Достоевский и его парадоксы | страница 66
Просуммирую сказанное и прежде всего укажу на парадокс экзистенции подпольного человека. Когда он ощущает себя внутри системы координат Добро-Зло, он, действуя как романтический писатель, прежде всего прикладывает ее к себе с весьма разочаровывающим результатом (даже насекомым не смог сделаться) и занимается литературным самобичеванием и самоуничижением. Но как только он забывает о Добре-Зле, он не только становится «больше насекомого», он обретает собственный голос, собственную уникальность и осуществляется как оригинальный мыслитель. Может ли он не знать этого? Разумеется, не может, то есть, разумеется, знает, обязан знать. Но в конечном счете он, то есть Достоевский (потому что в данном случае «он» и Достоевский это одно лицо), строит повесть таким образом, чтобы отдать верх не мысли, а литературе. Почему он (Достоевский) это делает? Если учитывать фактор идеологии (религии или атеизма, веры или сомнения в вере), ответ как будто прост и ясен (Достоевский, как известно, выбирает религию). Но о религии в повести нет ни слова, а кроме того я объявил, что в данной главе не буду касаться никаких «что» и буду говорить только в разрезе противостояния литературы и философии. Поэтому сформулирую таким образом: подпольный человек строит свои записки так, чтобы остаться в сфере литературы и в сфере отсчета Добро-Зло, а своеволие, о котором он так замечательно говорит, представить так, будто это есть отдельная побочная мысль смешного и малоприятного человека.
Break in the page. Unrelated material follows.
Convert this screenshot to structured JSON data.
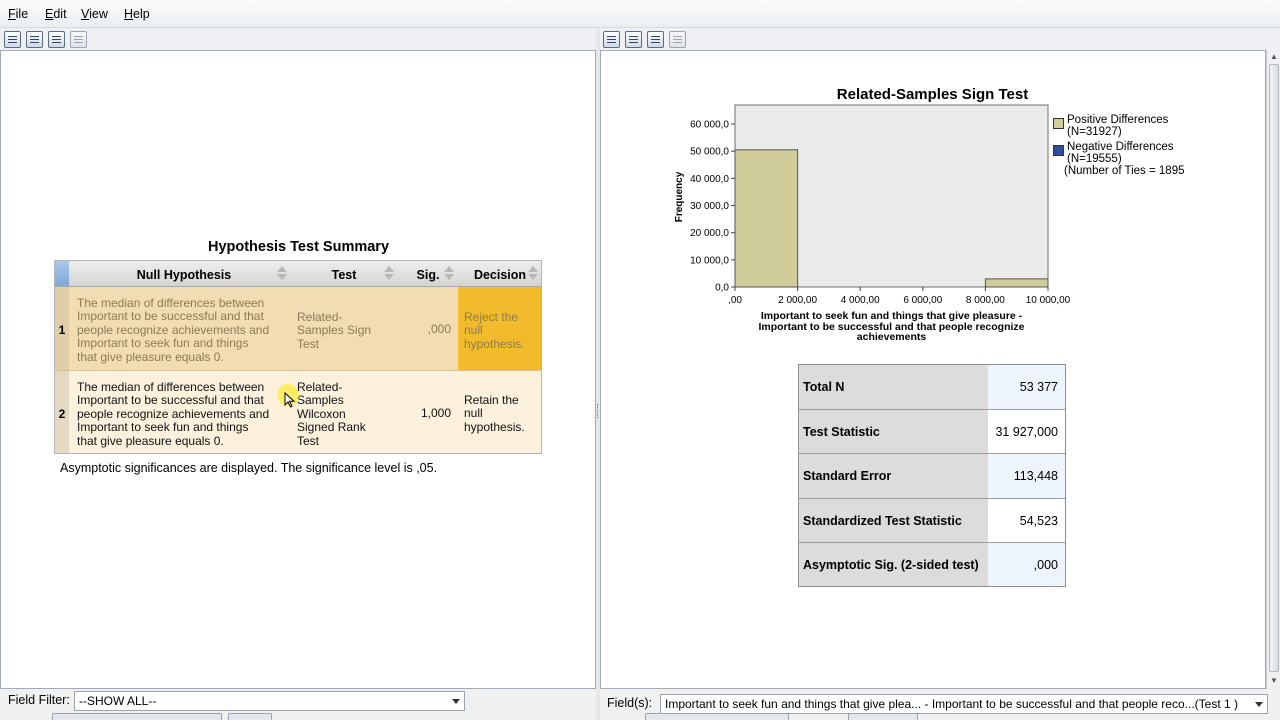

И надо сказать, что с точки зрения литературы, с точки зрения литературного качества, рассказчик действует безошибочно и на высочайшем художественном уровне. Даже когда герой полностью перестает говорить о себе и рассуждает на общие темы, полагаясь только на собственную систему отсчета, мы не можем забыть, что он говорил страницей раньше или не предвосхитить, что он скажет страницей позже. Вот он высказывает глубокую мысль про отсутствие твердых причин для всякого рода «честных и справедливых дел» (восстание против категорического императива Канта) и тут же оговаривается: «что же делать, если прямое и единственное назначение всякого умного человека есть болтовня, то есть умышленное пересыпание из пустого в порожнее». Мы можем пропустить последнее замечание мимо ушей, потому что понимаем, насколько его слова не переливание из пустого в порожнее… а ведь не слишком пропускаем. Какая-то капля иронического яда оседает в нашем сознании и создает впечатление эдакой личности, которая ведь какую штучку отмачивает эдаким дуриком-придуриком, а глядишь, сам-то все-ничего, мужичек-соплячок, казалось, ногтем раздавить можно, а вот поди… Действительно, тут получается слишком уж полная зависимость объективной ценности мысли от субъекта литературного героя – и таким образом литература побеждает философию.